Но больше всего Кадди пугал не тот факт, что эта женщина была красивее. Этого она и ожидала. Ее пугало то, что в ее присутствии Хаус казался расслабленным. Он не играл в игры, он не глядел через ее плечо, чтобы проверить, смотрит ли Кадди (или еще кто-нибудь) на них. Он был совершенно спокоен.
— Был ли он таким же спокойным со мной? — думала она. — Позволяла ли я быть ему таким спокойным?
Она отрешенно копалась в своем салате и жалела себя.
Надежда и Хаус закончили обедать.
— Увидимся сегодня? — услышала она слова Надежды, обращенные к Хаусу.
— Непременно, — улыбаясь, ответил он.
Она наклонилась, чмокнула его в губы.
Кадди отвернулась.
— Спасибо за обед, Надежда, — ответил он.
Он зовет ее по имени.
Кадди начала делать вещи, которыми совершенно нельзя гордиться: звонила ему по вечерам, когда знала, что у него свидание и не давала ему покоя, обсуждая какие-нибудь заумные медицинские вопросы, заставляла его работать допоздна, настаивала, чтобы он вовремя заполнял страховочные бланки.
Что она пыталась сделать? Наказать его? Держать его подальше от Надежды? Нарываться на ссору? Она не знала. Она знала только, что не может по-другому.
А он, к ее огромному неудовольствию, практически не сопротивлялся. Она хотела, чтобы он сорвался. Даже небольшая вспышка ярости дала бы ей понять, что ему не всё равно. Но он уступал ей, спокойно выполнял каждый ее каприз.
Жалел ли он ее из-за того, что у него была Надежда, а она была одна?

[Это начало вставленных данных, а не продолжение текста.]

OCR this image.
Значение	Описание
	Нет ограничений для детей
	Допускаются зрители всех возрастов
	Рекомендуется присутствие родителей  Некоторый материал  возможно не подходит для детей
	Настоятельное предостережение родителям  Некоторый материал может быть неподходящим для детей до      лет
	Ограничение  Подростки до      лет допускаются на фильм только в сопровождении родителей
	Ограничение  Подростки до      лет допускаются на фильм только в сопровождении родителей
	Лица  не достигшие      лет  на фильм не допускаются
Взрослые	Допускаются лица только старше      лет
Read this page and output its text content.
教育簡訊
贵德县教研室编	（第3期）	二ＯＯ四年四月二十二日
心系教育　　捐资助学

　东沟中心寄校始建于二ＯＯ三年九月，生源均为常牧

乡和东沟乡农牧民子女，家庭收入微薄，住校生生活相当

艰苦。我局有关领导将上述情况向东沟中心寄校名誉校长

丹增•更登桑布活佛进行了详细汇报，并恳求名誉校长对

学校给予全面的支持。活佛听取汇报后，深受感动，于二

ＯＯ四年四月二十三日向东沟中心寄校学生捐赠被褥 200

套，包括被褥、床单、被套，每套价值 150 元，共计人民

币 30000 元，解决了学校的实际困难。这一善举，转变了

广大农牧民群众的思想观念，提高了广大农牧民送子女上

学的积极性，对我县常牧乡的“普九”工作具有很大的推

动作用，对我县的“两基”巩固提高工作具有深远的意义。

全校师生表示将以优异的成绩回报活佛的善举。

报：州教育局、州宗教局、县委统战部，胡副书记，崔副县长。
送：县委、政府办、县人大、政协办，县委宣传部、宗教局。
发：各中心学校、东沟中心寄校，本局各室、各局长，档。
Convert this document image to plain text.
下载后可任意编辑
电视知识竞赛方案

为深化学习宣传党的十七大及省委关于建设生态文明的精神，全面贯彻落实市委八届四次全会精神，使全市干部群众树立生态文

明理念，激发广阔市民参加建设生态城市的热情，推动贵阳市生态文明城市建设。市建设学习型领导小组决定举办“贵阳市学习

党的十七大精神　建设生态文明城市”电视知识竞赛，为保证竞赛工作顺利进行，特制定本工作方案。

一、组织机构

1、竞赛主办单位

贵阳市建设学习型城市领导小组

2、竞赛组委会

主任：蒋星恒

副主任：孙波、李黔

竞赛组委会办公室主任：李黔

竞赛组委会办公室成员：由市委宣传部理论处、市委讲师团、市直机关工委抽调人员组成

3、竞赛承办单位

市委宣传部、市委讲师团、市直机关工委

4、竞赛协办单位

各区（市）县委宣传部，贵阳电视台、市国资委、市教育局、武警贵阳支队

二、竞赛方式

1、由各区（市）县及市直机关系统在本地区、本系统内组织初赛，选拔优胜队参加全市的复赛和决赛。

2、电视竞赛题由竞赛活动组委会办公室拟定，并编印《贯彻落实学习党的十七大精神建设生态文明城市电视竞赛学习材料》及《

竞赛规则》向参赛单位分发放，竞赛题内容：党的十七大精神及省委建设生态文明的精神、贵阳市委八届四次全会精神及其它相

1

Она оттолкнула эту мысль. Но альтернатива была еще хуже: он был в хорошем настроении просто потому, что он был счастлив.
Однажды в воскресенье, вернувшись из магазина, она копалась в сумке в поисках ключей. Она поставила сумки на землю, усадила Рейчел на порог и продолжила искать. Ключей не было. Она позвонила сестре, но включился автоответчик. Мать была в круизе в Арубе. Выбора не было, ей пришлось звонить Хаусу.
— У тебя еще остались ключи от моего дома? — спросила она, объяснив ситуацию.
— Я сейчас приеду, — ответил он.
В трубке она услышала отдаленный женский недовольный голос:
— Господи, Грег! Она говорит «прыгай», а ты спрашиваешь «с какой высоты?»
Он объявился через полчаса и поприветствовал Рейчел, потрепав ее по волосам.
— Привет, малыш, — сказал он.
— Хаус! — ответила Рейчел, радостно обнимая его за ноги.
— Мне очень жаль, Хаус, — сказала Кадди. — Наверное, я чему-то помешала?
— Пикник с Надеждой, — он пожал плечами. — Все нормально.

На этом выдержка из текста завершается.